In the meantime, a Rhodesian War was taking place in Southern Rhodesia (later Zimbabwe, which achieved independence in 1980). In an effort to train boy soldiers, Joshua Komo brought into Solwezi over 13,000 Ndebele boys who would perhaps add strength to his cause. However, Komo provided no provision, food, shelter, for these boys. Tents from Germany, further cooperation and funding with the United Nations, provided temporary relief. Brother Tony with Brother Bryan gave a picture of development, a labor of love around 1984; somehow the boys were returned to their homeland. And Tony was by this time simply worn out.
Back to the States, whether to rest, or to be spiritually renewed, Brother Tony was involved in the Institute of Religious Formation, St Louis University. This was an intense yearlong training for religious who become formators for their religious communities. Returning to Zambia in 1986, he joined two friars, Miha Drevensek, and Ernest Benko, in formation work at Kalulushi St Joseph Mission. That was the postulancy level of formation for the friars. Tony stayed there for 14 years, 1986 to 1999. Along with formation work among the aspirants to the Order, Tony was once again putting attention to development, fishponds. This became an important project both for nutrition, as well as marketing value, along with teaching the postulants self-sustainability.

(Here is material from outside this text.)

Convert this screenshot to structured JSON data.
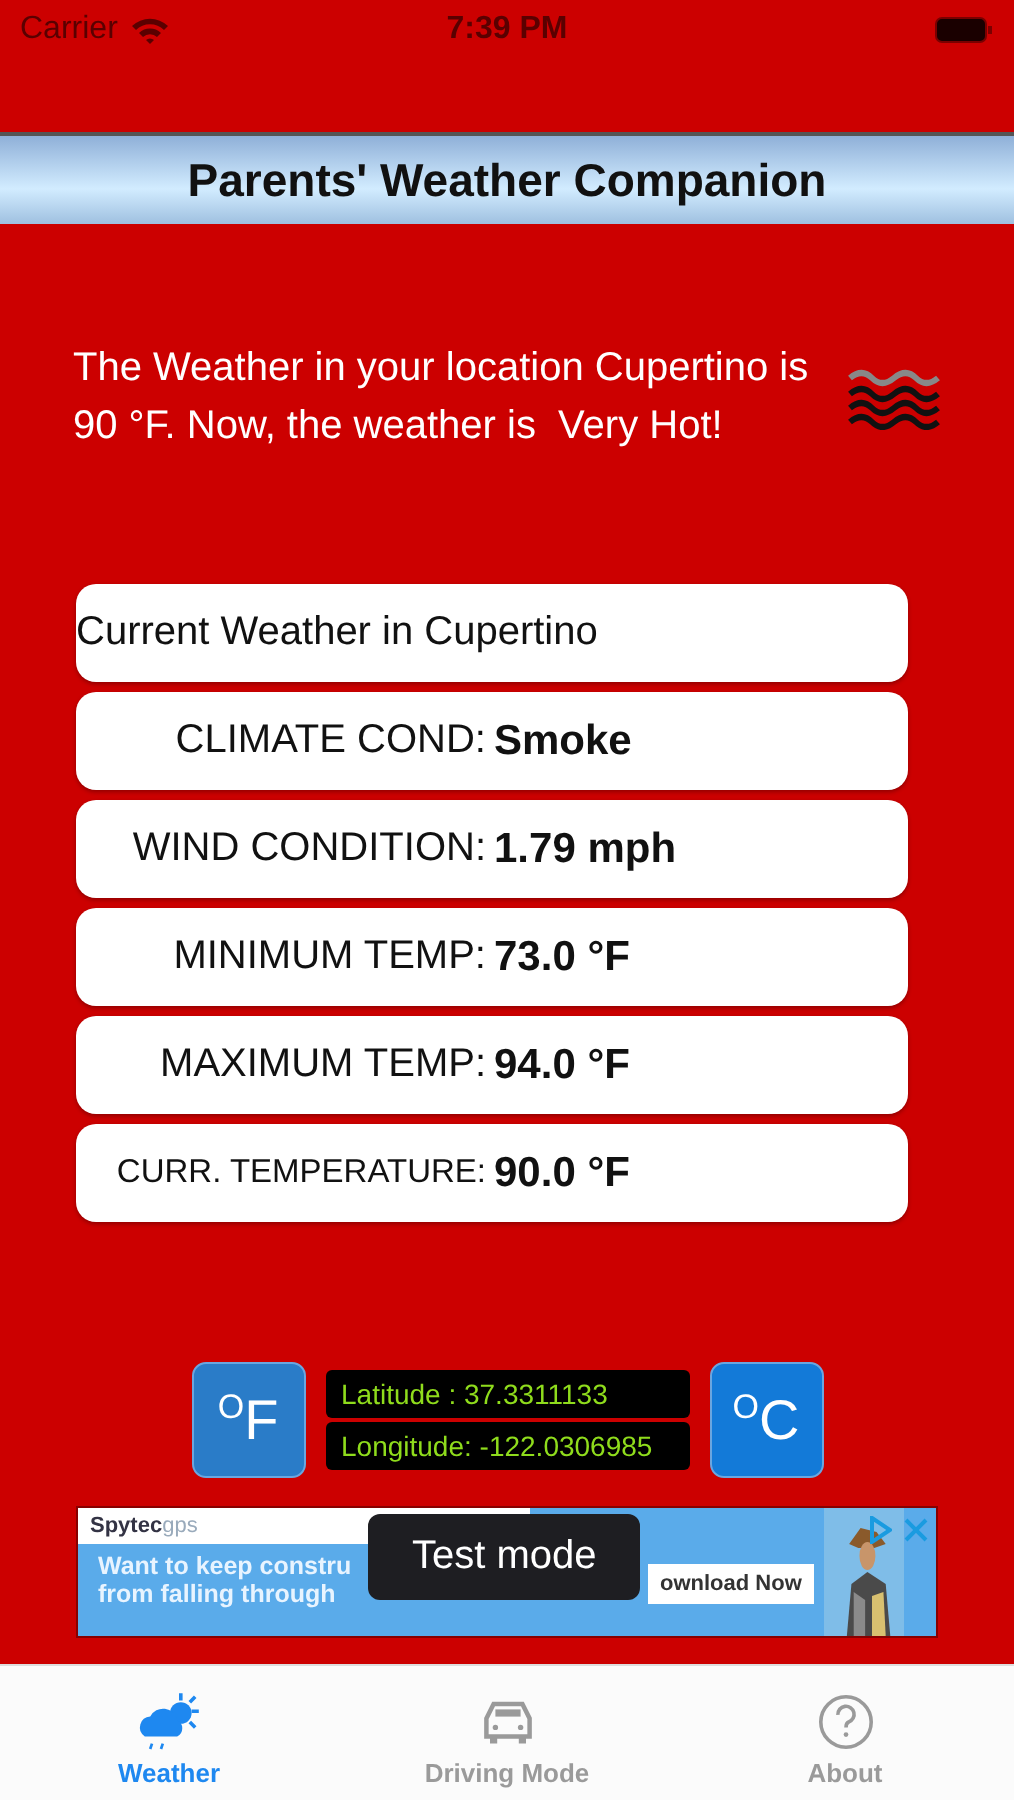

In 1999, Tony went to Garneton, near Kitwe, the Itimpi Friary. Up to now, 2019, that has been his residence, developing a retreat ministry, even to the point of constructing a “cave” for visual and physical experience of a cave meditation. In addition he built a chapel though the chapel was nearly his undoing when he fell from the roof of the chapel. This retreat ministry became a setting for directed retreats and other experiences of renewal.
This is a commentary that draws on the journey experience that was earlier very much a part of Brother Tony’s experience. That is often described as rough roads, difficult driving, muddy and impassible in a rainy season. One could say now that this is an inner journey, involving Brother Tony’s inner self, a spiritual center. Not only is he involved in such a journey within himself – something always there – he learns and develops listening methods, themes of spiritual direction. For many, a one-on-one directed retreat is a blessing under Brother Tony’s guidance, maturity and wisdom.
Yet, development continues, though no fishponds. Brother Tony never tires of creating projects for development. Itimpi became a banana plantation – sell bananas -- until aphids, tiny insects, ruined acres of banana trees. For a while chickens in good numbers became an ongoing marketing possibility.
All the while, Tony ever sensitive to the needs of the poor in nearby compounds, with development on his minds, and all the lessons he had learned back in Ireland, he created a school. In the original creating moments, Fr. Juniper Cummings was very involved. The school began in 2000, with a classroom block for the first 250 most vulnerable children who begged for education. Before 2009, the school hosted all twelve grades. Eventually the Ministry of Education provided Grant Aid for the sake of providing qualified teachers. This included salary aid. That is when it became a Secondary School, grades 8 through 12.
That is now St Francis Technical Secondary School. And in 2019, the high school forms future leaders, over 760 students. They benefit from workshops in carpentry, woodwork, horticulture, animal husbandry, metal work, plumbing, electrical, agriculture, computers, and tailoring and design.
Students are qualifying and employments opportunities are there. Confidence, comfort, and joy are characteristics of their pleasant faces.
A recent addition to the school is unusual - an auditorium lecture hall. The auditorium has a seating capacity of 400 people, and it is suitable for conferences, lectures, retreats, and any other gatherings. The auditorium is named Barnet Auditorium in honor of the donors who gave a good portion of the funds to make it possible.